Cover designers can exploit this sense of hierarchy in their typography. Creating a cover for a well-known author? It makes sense that their name would be set in the largest, most prominent font on the cover. Normally, however, it goes in this order of size and impact:
Largest header – Book title
Smaller sub-heading – Author name
Smallest text – Pull-out quote from a review; or a strapline
The positioning of these three pieces of text matters much less than the sizing and prominence (which can be adjusted by formatting the weight [e.g. Bold] or color). So as long as they follow a clear order of size, you can be experimental in how the text is positioned.
Don’t Neglect the Design of the Spine and Back Cover
While it’s true that designers will spend most of their time perfecting the front of a cover (or in the case of EPUBs, this is the only part of the cover that needs to be designed), they will also devote many hours to put together complementary layouts for the back cover and spine.

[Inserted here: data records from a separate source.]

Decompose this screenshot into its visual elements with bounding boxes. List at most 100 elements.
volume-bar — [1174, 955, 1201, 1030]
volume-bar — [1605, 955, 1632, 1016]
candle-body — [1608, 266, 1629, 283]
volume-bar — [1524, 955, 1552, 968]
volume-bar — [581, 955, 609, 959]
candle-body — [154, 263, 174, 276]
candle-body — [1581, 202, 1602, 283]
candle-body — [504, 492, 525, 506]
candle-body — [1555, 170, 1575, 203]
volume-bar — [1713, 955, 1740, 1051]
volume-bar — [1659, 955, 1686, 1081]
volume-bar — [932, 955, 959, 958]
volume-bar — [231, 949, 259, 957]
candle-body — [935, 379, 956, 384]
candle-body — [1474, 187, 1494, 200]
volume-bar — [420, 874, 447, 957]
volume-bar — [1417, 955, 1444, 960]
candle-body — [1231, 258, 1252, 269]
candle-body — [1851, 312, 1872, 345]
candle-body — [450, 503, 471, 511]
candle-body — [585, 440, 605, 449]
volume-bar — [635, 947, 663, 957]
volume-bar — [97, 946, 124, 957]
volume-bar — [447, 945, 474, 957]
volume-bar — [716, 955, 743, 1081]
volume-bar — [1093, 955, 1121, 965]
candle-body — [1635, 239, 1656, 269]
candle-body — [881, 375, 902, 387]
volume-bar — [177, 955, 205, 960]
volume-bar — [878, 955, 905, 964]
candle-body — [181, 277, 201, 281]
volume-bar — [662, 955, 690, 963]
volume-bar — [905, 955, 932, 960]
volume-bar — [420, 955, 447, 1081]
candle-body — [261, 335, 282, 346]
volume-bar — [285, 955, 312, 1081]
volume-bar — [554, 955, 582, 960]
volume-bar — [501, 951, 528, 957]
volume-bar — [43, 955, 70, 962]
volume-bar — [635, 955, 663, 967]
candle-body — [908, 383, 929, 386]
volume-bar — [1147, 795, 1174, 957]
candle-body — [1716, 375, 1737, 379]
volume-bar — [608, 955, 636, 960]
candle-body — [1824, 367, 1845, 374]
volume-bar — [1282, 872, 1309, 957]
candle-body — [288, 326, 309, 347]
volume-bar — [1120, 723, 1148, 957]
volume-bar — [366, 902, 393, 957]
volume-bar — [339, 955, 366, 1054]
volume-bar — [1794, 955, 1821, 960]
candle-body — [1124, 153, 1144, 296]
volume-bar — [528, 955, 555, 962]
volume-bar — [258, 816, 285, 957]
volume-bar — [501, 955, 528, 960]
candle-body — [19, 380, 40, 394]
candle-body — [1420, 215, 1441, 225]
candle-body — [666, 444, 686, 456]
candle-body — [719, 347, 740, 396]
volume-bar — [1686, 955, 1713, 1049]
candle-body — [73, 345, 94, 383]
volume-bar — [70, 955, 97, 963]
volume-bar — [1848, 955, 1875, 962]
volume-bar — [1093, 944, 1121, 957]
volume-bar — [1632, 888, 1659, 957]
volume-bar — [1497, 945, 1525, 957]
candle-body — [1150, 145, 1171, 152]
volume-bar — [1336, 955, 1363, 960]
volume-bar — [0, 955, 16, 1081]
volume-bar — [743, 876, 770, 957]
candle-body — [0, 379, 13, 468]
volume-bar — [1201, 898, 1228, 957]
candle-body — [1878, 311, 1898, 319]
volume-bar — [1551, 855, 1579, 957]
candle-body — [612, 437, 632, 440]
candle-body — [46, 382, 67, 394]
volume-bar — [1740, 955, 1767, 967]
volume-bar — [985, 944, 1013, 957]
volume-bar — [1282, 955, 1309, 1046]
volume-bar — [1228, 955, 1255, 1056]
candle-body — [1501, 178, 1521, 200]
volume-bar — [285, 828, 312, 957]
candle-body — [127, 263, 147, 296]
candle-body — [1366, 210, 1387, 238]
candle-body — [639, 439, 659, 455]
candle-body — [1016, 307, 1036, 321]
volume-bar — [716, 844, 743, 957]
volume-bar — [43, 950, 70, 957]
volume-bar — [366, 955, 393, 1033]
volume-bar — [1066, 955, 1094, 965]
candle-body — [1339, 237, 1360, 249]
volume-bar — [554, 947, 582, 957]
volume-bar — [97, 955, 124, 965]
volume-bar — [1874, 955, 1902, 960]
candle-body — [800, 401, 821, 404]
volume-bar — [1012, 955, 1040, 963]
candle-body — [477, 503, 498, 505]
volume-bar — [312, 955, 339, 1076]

The back cover is important to consider because it is the part of the cover which features the blurb—the written summary that a browser will read once they’ve picked up the book (on the basis of the front cover design). It’s important that the blurb is typeset clearly and beautifully, and framed by design elements, such as color, texture and/or illustrations, which match the mood of the front.
For books which are shelved in a bookstore, the spine actually becomes the main design feature of the cover. Many designers opt for attention-grabbing color, pattern and typography to make a statement on this otherwise narrow and unassuming part of a book’s anatomy.
If you’re creating your cover design in publishing software, you will need to expand the page size to accommodate for a spine and back cover. In InDesign, you can do this by activating the Page Tool (Shift+P) and clicking on the page to be able to drag the left side outwards to expand the width.
Read the next tip below for how to determine the width of your spine.
Do Adapt Your Spine Width to the Final Number of Pages
While your front cover and back cover will always conform to your chosen standard size, a book’s spine width can vary widely. This is dependent on the number of pages in your book, and the weight (or thickness, measured in GSM, or grams per square meter) of the paper stock the pages are printed onto.
With this in mind, you should only finalize the width of the spine on your cover design once the printer who is processing the inside pages has told you what this will be. Many cover designers will wait to get the go-ahead from the printer before they create a final design for the spine.
If you have a rough idea of the page count for your book, you can use an online spine width calculator to work out an approximate width. This will give you a good idea of how much space you’ll have available to work with before you get the final width measurement.
…and The Golden Rule: Always Check for Typos!
Avoid any disappointment when your book-filled boxes arrive from the printers by always, always, and I repeat, always performing a few spellchecks before you send your cover artwork to be printed.
You can use the spellcheck function in your software (in InDesign, go to Edit > Spelling > Check Spelling) to do an on-screen check.
But it’s also a wise idea to print off a draft copy of your cover at home and ask a couple of trusted friends to cast their eye over the text and spot any stray spelling errors or typos.
Don’t be that person who spells ‘AND’ as ‘ADN’ on the front cover. It’s just too sad.
Dive In and Design an Amazing Cover!
Make sure that your readers judge your book by its cover…in a positive sense!
With the right software at your disposal and these handy design tips in mind, you’ll be well on your way to creating an awesome cover that is sure to win over potential buyers.